Data and control in a post-Snowden world
Before the Snowden leaks, when Privacy International raised the alarm about government surveillance, many of its critics labelled the group paranoid – a common thread for others proselytising digital rights early on.
“Many people thought we were paranoid,” Kambo says. “That there was no real issue. After June 2013, public perception has significantly shifted and recognises there is an issue here.”
But it’s “not just governments” that are breaching our right to privacy. The group also spends its time examining how household names use big data in ways their users are not usually aware.
Last year, for example, Facebook manipulated the emotions of some users by curating what they saw on their newsfeed. That’s concerning enough on its own, but the potential of the end results chime even more with something from sci-fi dystopia.
“The information we are presented with and selected for us can direct, influence and change our behaviour,” Kambo says. “This is being done without our consent. People were not giving their consent to have this data feed altered in that way.”
“What’s frightening about it is that this is about you as an individual, predicting your behaviour, and telling you what they think you should consume. Amazon already tells you that people who read this also read that. People find that useful.
"But how would we feel about Amazon telling you – based on data aggregated about you, where you live in terms of your postcode, in terms of your socio-economic status, established through your buying habits – that you should perhaps read 50 Shades of Gray, by E. L. James and someone else should be reading The Portrait of a Lady by Henry James?”
“You end up getting into an aspect of control and controlling people’s behaviour,” he says. “We have to take back control of our data. We can’t be manipulated in the way companies increasingly want to in order to become more powerful in the way they help us consume.”
People care about privacy
“I think the single biggest issue we face is about public attitudes towards privacy – people do care about privacy,” Kambo says. “Time and again we look at data from public polling and it’s overwhelmingly clear people care about personal privacy, but at the same time some are resigned to the idea privacy intrusions are unavoidable and that we can’t do anything about it. We want to change that perception. That’s one big challenge.”
Another challenge for Privacy International is squaring up to the argument of privacy versus security – that it’s impossible to have both.
“Governments across the world try to posit that we either have security or have privacy, they turn it into a binary argument and stoke up public fear,” Kambo says. “We simply do not accept this security versus privacy paradigm. We believe in security as well. But the evidence is very clear that mass surveillance does not increase our security – there is plenty of evidence to suggest it decreases our security.

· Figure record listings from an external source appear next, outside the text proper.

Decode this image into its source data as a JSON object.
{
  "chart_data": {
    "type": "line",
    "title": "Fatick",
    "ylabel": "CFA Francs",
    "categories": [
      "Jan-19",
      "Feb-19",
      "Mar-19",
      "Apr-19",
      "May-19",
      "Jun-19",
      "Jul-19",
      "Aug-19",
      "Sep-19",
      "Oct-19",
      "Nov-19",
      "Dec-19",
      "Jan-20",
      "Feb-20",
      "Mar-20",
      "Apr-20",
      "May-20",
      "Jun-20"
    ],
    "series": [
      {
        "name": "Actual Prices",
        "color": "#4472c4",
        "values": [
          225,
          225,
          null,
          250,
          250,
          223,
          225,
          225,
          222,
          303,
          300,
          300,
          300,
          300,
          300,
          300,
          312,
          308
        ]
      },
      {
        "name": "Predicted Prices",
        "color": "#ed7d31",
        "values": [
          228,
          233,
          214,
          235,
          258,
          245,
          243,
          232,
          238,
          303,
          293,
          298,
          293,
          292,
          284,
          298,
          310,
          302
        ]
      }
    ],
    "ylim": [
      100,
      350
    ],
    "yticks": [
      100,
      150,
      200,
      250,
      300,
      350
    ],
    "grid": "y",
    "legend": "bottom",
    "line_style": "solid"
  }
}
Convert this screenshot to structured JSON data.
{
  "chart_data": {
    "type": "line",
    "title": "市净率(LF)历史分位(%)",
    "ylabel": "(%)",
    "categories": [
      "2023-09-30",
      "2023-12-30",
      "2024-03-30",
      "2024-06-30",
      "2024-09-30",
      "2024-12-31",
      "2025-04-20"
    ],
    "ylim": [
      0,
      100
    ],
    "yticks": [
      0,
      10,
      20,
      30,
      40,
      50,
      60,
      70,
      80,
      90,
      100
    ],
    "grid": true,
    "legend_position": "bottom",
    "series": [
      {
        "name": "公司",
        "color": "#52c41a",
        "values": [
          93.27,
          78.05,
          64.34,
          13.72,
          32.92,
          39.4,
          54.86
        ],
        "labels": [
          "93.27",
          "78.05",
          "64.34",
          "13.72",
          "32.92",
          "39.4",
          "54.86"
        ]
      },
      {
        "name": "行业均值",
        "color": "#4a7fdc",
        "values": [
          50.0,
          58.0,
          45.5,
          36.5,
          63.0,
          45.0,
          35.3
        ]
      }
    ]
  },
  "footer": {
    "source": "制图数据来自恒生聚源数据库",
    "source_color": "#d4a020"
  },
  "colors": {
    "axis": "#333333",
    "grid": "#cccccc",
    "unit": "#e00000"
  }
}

It puts more hay on the haystack and it makes the needles more difficult to find.”
Kambo goes on to explain that perpetrators of terror attacks had largely been known to intelligence groups, but this was the result of targeted surveillance and other methods. “There is evidence to suggest mass surveillance makes more noise for them, more information to sift through,” he says. “If you look at it in that context, that actually makes us less safe.”